On the morning of October 18, 1981, police were summoned to Cramer's Kiddy Shop, a retail clothing store on Frankford Avenue. The store, which was not then open for business, occupied a two-story building which was attached on both sides to other buildings. A row of buildings was situated in the shape of an L, and roofs of varying heights permitted passage over and across the same. Officer Frank Valerio arrived at the clothing store at or about 9:30 a.m., where he was joined by Officers Foglia and Bogart. They heard footsteps on the roof, and when Valerio and Foglia, together with the owner, went to the second floor, they discovered a hole, two feet by two feet, in a wall with access to the roof. A wooden exterior had been pried off, and someone had cut through an interior, white, plaster board wall. Valerio went out through the hole and found *385 himself covered with a white plaster residue. He observed two males climbing down from the roof along the side of a nearby building. Bogart, who had previously gone to the rear of the store, observed appellant drop from a connecting roof. When Bogart attempted to apprehend appellant, a brief struggle ensued, but appellant was quickly subdued. His hands were exceptionally dirty, and his clothes were covered with a white plaster residue. He gave police a false name and address and gave an incorrect age. A juvenile was apprehended moments later by another officer as the juvenile reached ground level. Fourteen children's snow suits and a crowbar were found in the alley behind the store; the snow suits had been removed, without consent, from the children's store.

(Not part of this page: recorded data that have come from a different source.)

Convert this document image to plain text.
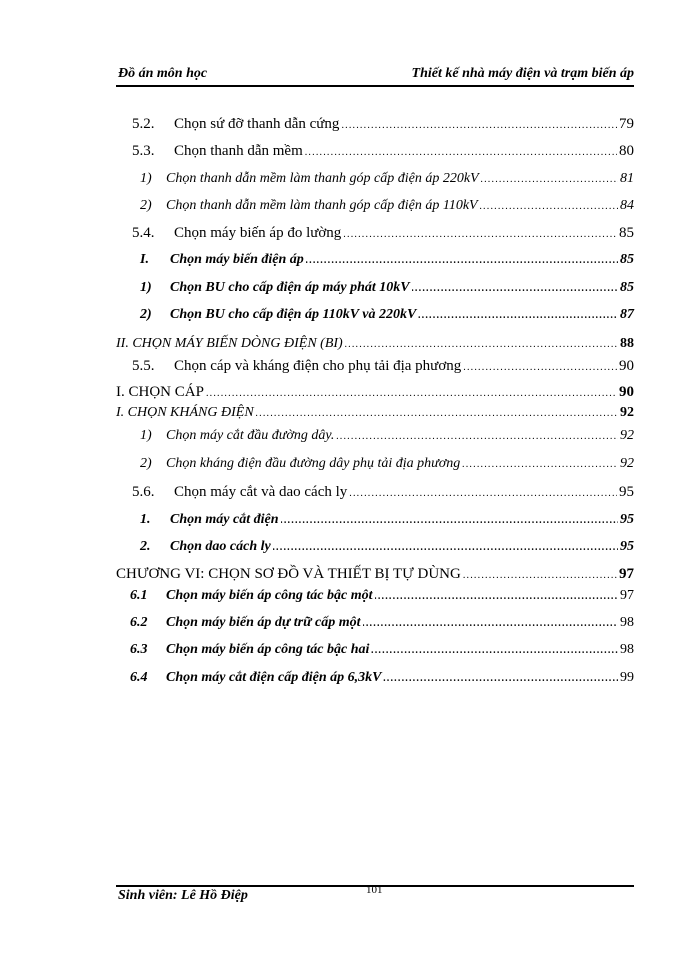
Đồ án môn học	Thiết kế nhà máy điện và trạm biến áp
5.2.	Chọn sứ đỡ thanh dẫn cứng .....	79
5.3.	Chọn thanh dẫn mềm .....	80
1)	Chọn thanh dẫn mềm làm thanh góp cấp điện áp 220kV .....	81
2)	Chọn thanh dẫn mềm làm thanh góp cấp điện áp 110kV .....	84
5.4.	Chọn máy biến áp đo lường .....	85
I.	Chọn máy biến điện áp .....	85
1)	Chọn BU cho cấp điện áp máy phát 10kV .....	85
2)	Chọn BU cho cấp điện áp 110kV và 220kV .....	87
II. CHỌN MÁY BIẾN DÒNG ĐIỆN (BI) .....	88
5.5.	Chọn cáp và kháng điện cho phụ tải địa phương .....	90
I. CHỌN CÁP .....	90
I. CHỌN KHÁNG ĐIỆN .....	92
1)	Chọn máy cắt đầu đường dây. .....	92
2)	Chọn kháng điện đầu đường dây phụ tải địa phương .....	92
5.6.	Chọn máy cắt và dao cách ly .....	95
1.	Chọn máy cắt điện .....	95
2.	Chọn dao cách ly .....	95
CHƯƠNG VI: CHỌN SƠ ĐỒ VÀ THIẾT BỊ TỰ DÙNG .....	97
6.1	Chọn máy biến áp công tác bậc một .....	97
6.2	Chọn máy biến áp dự trữ cấp một .....	98
6.3	Chọn máy biến áp công tác bậc hai .....	98
6.4	Chọn máy cắt điện cấp điện áp 6,3kV .....	99
Sinh viên: Lê Hồ Điệp	101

This evidence was sufficient to sustain the findings of the trial court. The Commonwealth showed considerably more than the fact of appellant's presence at the scene of the crime and his attempt to evade apprehension. See and compare: Commonwealth v. Keblitis, 500 Pa. 321, 324, 456 A.2d 149, 151 (1983); Commonwealth v. Goodman, 465 Pa. 367, 370-371, 350 A.2d 810, 811-812 (1976); Commonwealth v. Stores, 317 Pa.Super. 109, 117, 463 A.2d 1108, 1112-1113 (1983); Commonwealth v. McCrea, supra, 308 Pa.Super., at 287, 454 A.2d at 134. Police interrupted a burglary in progress on a Sunday morning and observed appellant jumping from the roof of an adjoining building. After he had struggled with the arresting officer and had been subdued, his clothing was found to be covered with a plaster residue similar to that accumulated by Officer Valerio when he went through the hole in the wall through which the burglars had gained entrance to the store. From this evidence, the fact finder could infer that appellant had been a participant in the burglary and not an innocent bystander. See: Commonwealth v. Cimaszewski, 447 Pa. 141, 288 A.2d 805 (1972) (rooftop apprehension at or near time of burglary); Commonwealth v. Viall, 278 Pa.Super. 613, 420 A.2d 710 (1980) (same); In the Interest of Gonzalez, 255 Pa.Super. 217, 386 A.2d 586 (1978) (same). See also and compare: Commonwealth v. Lovette, 498 Pa. 665, 450 *386 A.2d 975 (1982), cert. denied, 459 U.S. 1178, 103 S. Ct. 830, 74 L. Ed. 2d 1025 (1983) (mud on shoes, linking defendant to burglary). Cf. Commonwealth v. Desabetino, 317 Pa.Super. 561, 464 A.2d 465 (1983) (proximity to premises and stolen goods outside building plus flight); Commonwealth v. Swift, 291 Pa.Super. 90, 435 A.2d 234 (1981) (defendant linked to burglary by tracks from scene and false statements). Moreover, appellant's attempt to conceal his true identity following apprehension in this case permitted an additional inference that appellant's acts were committed with a consciousness of guilt. See: Commonwealth v. Glass, 486 Pa. 334, 346-347, 405 A.2d 1236, 1242 (1979) (plurality opinion); Commonwealth v. Cristina, 481 Pa. 44, 53-54, 391 A.2d 1307, 1312 (1978) (plurality opinion), cert. denied, 440 U.S. 925, 99 S. Ct. 1255, 59 L. Ed. 2d 479 (1979); Commonwealth v. Calloway, 313 Pa.Super. 173, 181, 459 A.2d 795, 799 (1983).

Under these circumstances, the trier of the facts could reasonably conclude that appellant had entered the clothing store and had participated in the removal therefrom of the children's snow suits. The court could also find that at least one other person had acted in concert with appellant to enter the store and remove therefrom that merchandise which was found in the alley.

The judgment of sentence is affirmed.